Но ничего подобного не произошло. Рыжебородый первым повернулся к двери и, толкнув ребят, выскочил во двор.
За ним последовал и второй ишан.
А Икрам повёл себя как хозяин в этом чужом доме.
Он открыл окно, и свежий воздух ворвался в затхлое помещение. Потом он присел у изголовья учителя, расстегнул пуговицу у ворота рубашки и, вытащив из кармана газету, начал осторожно обвевать бледное лицо.
— Отойди, нечестивец, от моего мужа, — снова злобно закричала Мехри, — ты изгнал святых людей из дома! Будь ты проклят!
— Пусть падёт проклятье на голову нечестивца… — раздалось откуда-то.
Ребята, тесно прижавшись друг к другу, увидели, как подобно змее скользнула к одеялам мать Мехри, та самая Хасият, которую видел Гулям у бабушки Дилинор.
И вот тут-то началось невиданное, страшное. Две старухи метались над распростёртым в беспамятстве Бобо, кричали, рыдали, рвали на себе волосы, толкани, щипали Икрама. А он не двигался, крепкий, как скала. Он казался спокойным и невозмутимым, но Гулям видел, как струйки пота побежали по его щекам и скрылись за воротом рубахи.
— Тише, тише! — говорил он время от времени. — Это же вредно больному. Если он придёт в себя и услышит ваши вопли, он может умереть.
Но бесноватые женщины не слушали никаких уговоров. Они продолжали метаться по комнате, и проклятья неслись из их уст.

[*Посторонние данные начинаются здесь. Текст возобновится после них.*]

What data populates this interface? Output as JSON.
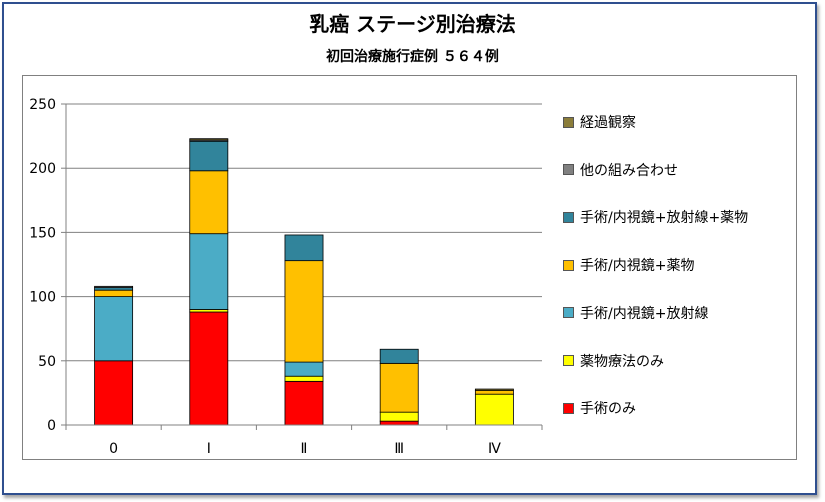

Неизвестно, сколько бы это продолжалось, если бы за дувалом не раздался автомобильный гудок.
— Встречайте! — крикнул ребятам Икрам.
И они, сразу поняв, выскочили из дома.
Белая машина с красным крестом стояла у дувала, а в калитку, которую распахнули настежь убегающие ишаны, уже входил доктор.
— Жив? — спросил он почти неслышно.
И Гулям торопливо закивал в ответ:
— Наверное, жив. Наверное, просто без памяти… Над ним тут ишаны шептали…
Не дослушав, Иван Иванович бросился к двери и, не поздоровавшись с Икрамом, не обращая внимания на женщин, опустился прямо на одеяла возле Бобо. Икрам встал и тоже подошёл к двери, у которой замерли Гулям и Сабир. Все трое молча смотрели за тем, что делает доктор. И женщины, не ожидавшие появления человека в белом халате, вдруг замолчали, остановились.
Умелые ласковые руки доктора действовали точно, уверенно. Вот они прикасаются ко лбу Бобо, вот он прижимает своё ухо к самому сердцу. Затем вынимает из чёрного чемоданчика какую-то бутылочку, отвинчивает пробку, прикладывает бутылочку к носу друга.
Неровное, прерывистое дыхание учителя делается спокойнее. Видимо, что-то очень целебное спрятано в этой бутылочке, потому что, вдохнув всей грудью, Бобо медленно открывает глаза.
— Жив, жив! — шепчет Гулям на ухо Сабиру, и тот молча кивает в ответ.
Но на лице доктора по-прежнему тревога. Он глядит в глаза друга: они неподвижны, безжизненны, мутны.
Тогда он поворачивается и взглядом подзывает к себе Икрама. Они вдвоём осторожно обнажают правую руку учителя. Доктор вынимает из своего чемоданчика небольшой ящичек, ставит его на пол, окутывает чёрной повязкой руку больного и начинает нажимать пальцами маленькую резиновую грушу.
— Давление, — шепчет Сабир, — так отцу измеряли кровяное давление.
Оба испуганно глядят в лицо доктора. Вот сейчас он, может быть, улыбнётся и скажет: «Всё в порядке». Но доктор лишь печально качает головой и прячет аппарат для измерения давления обратно в чемоданчик. В руках у доктора шприц. И пока Икрам осторожно держит руку больного, доктор делает укол. И ждёт.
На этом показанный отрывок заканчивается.